Fatigue performance analysis of precast segmental assembled concrete beams

Abstract

In recent years, assembled bridges have become widely utilized in bridge construction, raising concerns about durability-related bridge diseases over time. These issues significantly impact the fatigue life of assembled bridges, necessitating an in-depth exploration of their fatigue performance. While existing research primarily concentrates on the transverse connection of multiple longitudinal beams, there is a notable dearth of studies on longitudinal precast segmental assembled bridges. This paper addresses this gap by establishing a fatigue benchmark finite element model for segmental assembled concrete beams, building upon existing experiments. The study employs numerical simulation to analyze the entire fatigue process, examining stress distribution, damage development, and considering the influence of reinforcement corrosion. Furthermore, a fatigue life prediction method, based on fatigue residual strength (R), is proposed for predicting the fatigue life (N) of concrete in precast segmental assembled beams.

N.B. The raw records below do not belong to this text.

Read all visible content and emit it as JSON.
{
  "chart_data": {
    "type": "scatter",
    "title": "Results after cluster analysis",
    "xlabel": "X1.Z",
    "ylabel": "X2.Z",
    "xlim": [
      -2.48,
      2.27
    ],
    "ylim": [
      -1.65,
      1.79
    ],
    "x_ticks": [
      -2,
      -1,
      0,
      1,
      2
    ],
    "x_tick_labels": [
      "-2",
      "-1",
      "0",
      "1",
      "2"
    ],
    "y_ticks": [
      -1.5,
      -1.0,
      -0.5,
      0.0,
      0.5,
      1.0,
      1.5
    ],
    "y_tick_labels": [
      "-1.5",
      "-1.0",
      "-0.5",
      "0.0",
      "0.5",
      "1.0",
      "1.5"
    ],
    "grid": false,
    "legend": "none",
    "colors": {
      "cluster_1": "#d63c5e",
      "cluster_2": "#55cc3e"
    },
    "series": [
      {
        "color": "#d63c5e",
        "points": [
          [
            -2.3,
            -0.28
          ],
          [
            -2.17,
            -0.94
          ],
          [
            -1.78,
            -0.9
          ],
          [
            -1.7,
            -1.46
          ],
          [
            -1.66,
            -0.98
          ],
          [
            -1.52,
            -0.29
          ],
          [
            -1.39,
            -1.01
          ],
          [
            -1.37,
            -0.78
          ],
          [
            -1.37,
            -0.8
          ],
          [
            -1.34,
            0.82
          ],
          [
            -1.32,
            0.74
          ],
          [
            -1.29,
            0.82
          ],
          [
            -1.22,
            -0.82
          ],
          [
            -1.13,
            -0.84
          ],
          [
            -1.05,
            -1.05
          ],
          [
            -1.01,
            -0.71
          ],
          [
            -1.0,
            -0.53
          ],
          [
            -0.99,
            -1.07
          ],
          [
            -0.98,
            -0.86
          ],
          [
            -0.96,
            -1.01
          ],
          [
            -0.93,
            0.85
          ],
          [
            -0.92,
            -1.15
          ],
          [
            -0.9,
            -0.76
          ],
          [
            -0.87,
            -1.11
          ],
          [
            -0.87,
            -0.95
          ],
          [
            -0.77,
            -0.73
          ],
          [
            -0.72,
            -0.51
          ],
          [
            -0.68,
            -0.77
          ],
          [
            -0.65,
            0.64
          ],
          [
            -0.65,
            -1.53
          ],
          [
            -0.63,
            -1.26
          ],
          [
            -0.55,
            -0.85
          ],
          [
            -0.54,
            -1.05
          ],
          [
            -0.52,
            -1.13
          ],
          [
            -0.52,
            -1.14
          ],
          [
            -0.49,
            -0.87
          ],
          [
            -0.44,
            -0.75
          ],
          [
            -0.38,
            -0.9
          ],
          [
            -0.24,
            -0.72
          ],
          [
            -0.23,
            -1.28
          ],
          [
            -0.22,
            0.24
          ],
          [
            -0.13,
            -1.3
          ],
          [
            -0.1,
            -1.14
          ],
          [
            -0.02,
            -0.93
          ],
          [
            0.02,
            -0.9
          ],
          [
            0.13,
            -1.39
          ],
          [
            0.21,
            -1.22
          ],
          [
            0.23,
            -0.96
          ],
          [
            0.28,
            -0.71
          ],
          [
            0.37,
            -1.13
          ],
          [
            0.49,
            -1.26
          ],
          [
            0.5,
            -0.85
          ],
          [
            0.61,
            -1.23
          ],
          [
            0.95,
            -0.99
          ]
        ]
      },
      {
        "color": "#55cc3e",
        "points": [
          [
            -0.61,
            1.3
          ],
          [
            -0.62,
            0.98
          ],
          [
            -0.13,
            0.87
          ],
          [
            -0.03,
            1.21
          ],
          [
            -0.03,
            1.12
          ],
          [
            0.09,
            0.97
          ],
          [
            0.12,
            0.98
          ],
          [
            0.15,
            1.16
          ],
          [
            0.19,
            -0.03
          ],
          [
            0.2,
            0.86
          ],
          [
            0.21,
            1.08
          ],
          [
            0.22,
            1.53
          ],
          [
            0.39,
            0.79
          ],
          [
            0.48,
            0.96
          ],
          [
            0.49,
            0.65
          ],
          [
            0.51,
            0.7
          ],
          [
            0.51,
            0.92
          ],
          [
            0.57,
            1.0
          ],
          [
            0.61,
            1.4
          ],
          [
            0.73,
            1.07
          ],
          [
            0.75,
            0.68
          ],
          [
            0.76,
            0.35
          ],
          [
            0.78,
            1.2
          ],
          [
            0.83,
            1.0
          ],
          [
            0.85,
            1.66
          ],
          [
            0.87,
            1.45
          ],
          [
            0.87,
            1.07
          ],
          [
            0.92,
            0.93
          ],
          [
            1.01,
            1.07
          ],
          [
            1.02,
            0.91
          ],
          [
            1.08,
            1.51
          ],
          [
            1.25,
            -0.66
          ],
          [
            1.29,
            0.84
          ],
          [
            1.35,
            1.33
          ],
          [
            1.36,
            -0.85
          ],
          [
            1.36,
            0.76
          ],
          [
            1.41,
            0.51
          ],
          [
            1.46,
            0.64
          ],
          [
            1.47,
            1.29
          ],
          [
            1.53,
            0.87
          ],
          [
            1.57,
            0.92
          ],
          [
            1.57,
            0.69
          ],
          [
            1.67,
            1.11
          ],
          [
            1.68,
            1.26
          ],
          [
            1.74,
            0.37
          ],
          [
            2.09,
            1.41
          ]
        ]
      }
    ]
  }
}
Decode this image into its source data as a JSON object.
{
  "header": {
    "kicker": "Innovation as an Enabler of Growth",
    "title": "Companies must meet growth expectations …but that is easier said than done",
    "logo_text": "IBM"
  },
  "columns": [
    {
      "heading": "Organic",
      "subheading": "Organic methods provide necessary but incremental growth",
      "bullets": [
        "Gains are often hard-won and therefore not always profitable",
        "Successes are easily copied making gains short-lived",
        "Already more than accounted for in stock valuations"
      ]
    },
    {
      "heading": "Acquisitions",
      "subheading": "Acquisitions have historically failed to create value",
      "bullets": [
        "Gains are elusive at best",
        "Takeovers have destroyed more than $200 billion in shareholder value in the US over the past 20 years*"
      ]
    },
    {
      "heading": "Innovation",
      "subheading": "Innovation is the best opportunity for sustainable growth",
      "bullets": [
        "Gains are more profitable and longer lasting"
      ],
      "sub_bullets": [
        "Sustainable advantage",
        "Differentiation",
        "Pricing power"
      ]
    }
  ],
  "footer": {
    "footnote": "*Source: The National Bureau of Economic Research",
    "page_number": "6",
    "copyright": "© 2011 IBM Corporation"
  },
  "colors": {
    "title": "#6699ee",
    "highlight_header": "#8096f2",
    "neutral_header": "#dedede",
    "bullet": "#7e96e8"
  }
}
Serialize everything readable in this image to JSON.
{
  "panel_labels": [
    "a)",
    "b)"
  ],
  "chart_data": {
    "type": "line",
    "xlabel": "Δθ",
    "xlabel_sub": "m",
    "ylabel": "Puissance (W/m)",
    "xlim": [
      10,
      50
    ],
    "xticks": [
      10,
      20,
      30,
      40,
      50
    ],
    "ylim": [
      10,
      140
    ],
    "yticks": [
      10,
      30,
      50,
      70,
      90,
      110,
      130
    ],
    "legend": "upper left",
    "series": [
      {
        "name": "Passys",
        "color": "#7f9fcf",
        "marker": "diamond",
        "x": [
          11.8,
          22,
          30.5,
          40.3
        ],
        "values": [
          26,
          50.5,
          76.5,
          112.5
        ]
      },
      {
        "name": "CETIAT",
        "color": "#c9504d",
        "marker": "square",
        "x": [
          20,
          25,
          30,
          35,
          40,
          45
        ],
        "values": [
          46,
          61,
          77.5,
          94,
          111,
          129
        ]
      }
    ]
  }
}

Results reveal that prestressed and ordinary reinforcements experience increasing stress with loading cycles, peaking around 100,000 cycles. Throughout fatigue loading, compressive stress in concrete remains low, preventing fatigue compression failure. However, tensile stress near joints gradually rises, initiating cracks at the mid-span beam’s bottom. With continued cyclic loading, these cracks propagate towards the loading point. The upper and lower limits of fatigue life predicted by the fatigue life prediction method closely align with the compressive fatigue test values of concrete, proposed fatigue life prediction method is efficient and accurate.